22.1 – “Attack Of The Cybermen”
The Doctor and Peri are lured to London in pursuit of an alien distress signal, bumbling into an attempted armed robbery while they do so. Also Cybermen.
A story so mind-meltingly awesome not one, not two but THREE separate writers have argued over the credit. Three. This is clearly one of the good ones, right?
Stop laughing at the back.
Colin Baker is back! New season, new Doctor, new danger. This time around he has something of a budget. Well, more of one than “The Twin Dilemma” had. Plus there’s a new format: episodes are now 45 minutes long and there are less of them (it’s like a vision of the future…specifically 2013). When writing about “The Twin Dilemma” I made an overwhelming effort to try and embrace the positive. Watching C-Bakes’ second duffer on the trot though, it’s really, really hard to maintain the same attitude. This is a hard one to review, mainly because I got bored whilst watching it and my mind began to wander…
There is something mysterious going on in the sewers. Well, something certainly stinks. A sewer worker is attacked by something out of shot, but given that the episode is called “Attack Of The Cybermen” it’s kind of obvious that this is at least part of said attack. Whilst this is happening, we meet a familiar face; it’s Lytton from “Revelation Of The Daleks”! Hurrah (exclaimed precisely no-one ever). Nowadays he’s a gangster, planning a diamond heist with the worst team of baddies ever. Straight up. They bicker, they argue, they pose and they complain about everything. Given that they’re planning a multi-million diamond heist, they’ve got to be pretty bad-ass, mercenary types, no? Used to a bit of the rough stuff, handy in a fight, you know the type. Killers. Ruthless! Well quite early on they illustrate just how tough they are by wussing out when they discover Lytton has – oh no! – a gun!
Let’s just think about that for a minute. Gangsters. Planning a diamond heist. Who don’t like guns. What. The. Actual. Fuck?
And they get worse! They don’t want to go into the sewers to sneak in to do the job, they keep getting all nervous when they finally do get down there and claim they want to jack it in. Imagine this group of wasters in, oh, I don’t know, Pulp Fiction. Actually, that’d be kind of funny. After half an episode of their bitching and whining I’m starting to switch off. I start reminding myself I need to embrace the positive! The episode has a nice grainy film look in places, I guess. Then I notice that EVERYONE seems to be bickering. The Doctor & Peri, Lytton and his men, some random semi-converted Cyber-drones…it’s kind of draining.
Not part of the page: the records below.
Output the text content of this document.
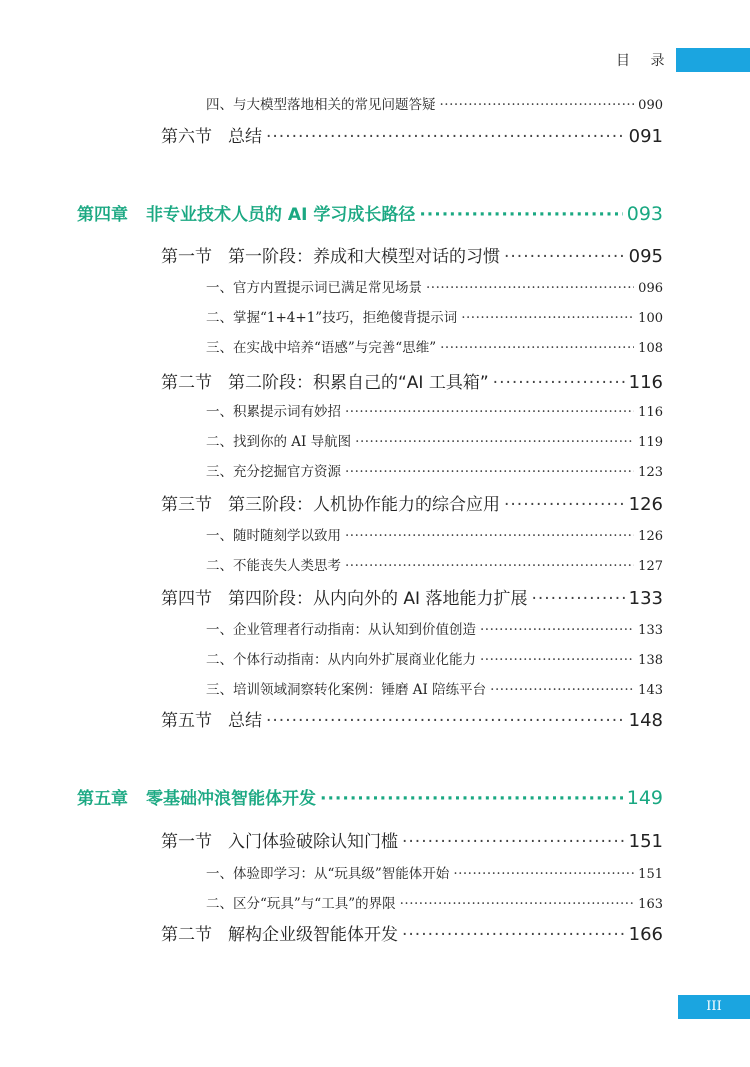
目 录
四、与大模型落地相关的常见问题答疑 ·····	090
第六节 总结 ·····	091
第四章 非专业技术人员的 AI 学习成长路径 ·····	093
第一节 第一阶段：养成和大模型对话的习惯 ·····	095
一、官方内置提示词已满足常见场景 ·····	096
二、掌握“1+4+1”技巧，拒绝傻背提示词 ·····	100
三、在实战中培养“语感”与完善“思维” ·····	108
第二节 第二阶段：积累自己的“AI 工具箱” ·····	116
一、积累提示词有妙招 ·····	116
二、找到你的 AI 导航图 ·····	119
三、充分挖掘官方资源 ·····	123
第三节 第三阶段：人机协作能力的综合应用 ·····	126
一、随时随刻学以致用 ·····	126
二、不能丧失人类思考 ·····	127
第四节 第四阶段：从内向外的 AI 落地能力扩展 ·····	133
一、企业管理者行动指南：从认知到价值创造 ·····	133
二、个体行动指南：从内向外扩展商业化能力 ·····	138
三、培训领域洞察转化案例：锤磨 AI 陪练平台 ·····	143
第五节 总结 ·····	148
第五章 零基础冲浪智能体开发 ·····	149
第一节 入门体验破除认知门槛 ·····	151
一、体验即学习：从“玩具级”智能体开始 ·····	151
二、区分“玩具”与“工具”的界限 ·····	163
第二节 解构企业级智能体开发 ·····	166
III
As the episode progresses, we’re introduced to blacked up Cybermen stalking the sewers and my mind continues to wander. Thank god they didn’t do this in the 60’s, I decide. Combined with The Racist Toymaker and Troughton wanting to play The Doctor in blackface, the collective geek childhood would have been a lot more offensive. Blimey. Actually, they did do this in the 60’s. And it was good. Well, better than this. 8 episodes worth of good. I’m finding myself bored before the 20 minute mark and there are only 2 episodes of this.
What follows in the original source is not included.